The field of motif discovery brings together researchers from several disciplines, in particular from biology, statistics and informatics. Additionally, research in the field is fairly recent and moving at a fast pace. This has resulted in a broad range of computational methods that are described with different vocabulary and different focus, making it difficult to spot similarities as well as differences between methods. Most papers on novel computational methods tend to focus on the authors' own data sets and scientific problems. Hence, the authors often put less emphasis on giving a clear description of the algorithm itself, e.g. precisely what it requires as input, how it evaluates motifs, and what it returns as output. This makes it harder to compare methods based on their descriptions.

When trying to compare the accuracy and computational efficiency of methods by measurement, there are additional problems. The choice of data set, choice of performance measures and tuning of program parameters all have strong influence on the relative performance of methods [10].

Establishing a standardized framework for testing would be an important contribution to the field. Such a framework should include a collection of diverse data sets and several complementary measures of performance. Furthermore, a consensus on what constitutes essential aspects of motif discovery methods could ease the comparison of methods, making it easier to choose between or integrate different approaches. This could also make it easier for researchers to identify the choices that have to be made when a new model or approach is being developed, as well potential previous models where these choices already have been evaluated. The integrated model described in this paper may be one step towards a common vocabulary and framework for this problem.

When surveying recent literature we have made several interesting observations. One is the sheer breadth of approaches used in the field when it comes to how motifs are modeled and how experimental information is integrated. A somewhat related observation is the great variation between motif models, even when it comes to aspects that are typically not discussed explicitly in papers, e.g. how the gene level score is calculated. In other words, some papers implicitly treat the chosen model as obvious and the only possible solution, whereas comparison to similar methods shows that there indeed are several possible approaches that should have been evaluated.

A third observation is that even though there are many aspects of a basic motif model that can be improved, each article typically considers only one of them.

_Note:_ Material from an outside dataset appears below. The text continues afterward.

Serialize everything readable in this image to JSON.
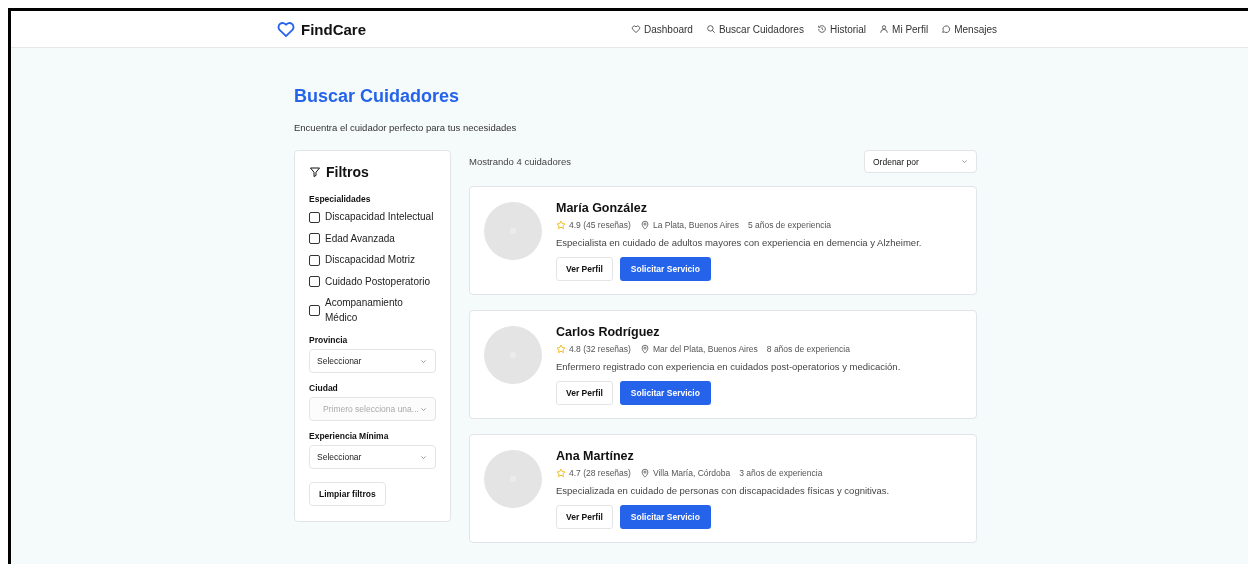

If we add together the possible enhancements to different parts of the models for regulatory regions, and the different kinds of additional data that have been incorporated, based on all papers in the field, wee see a much more complex and enhanced model. Although such a model may be too complex for a full implementation, one should at least make deliberate choices with respect to which elements are included in a given approach. Hopefully the integration of techniques and experiences across existing approaches will give rise to refined and advanced methods with higher sensitivity than what we have seen so far.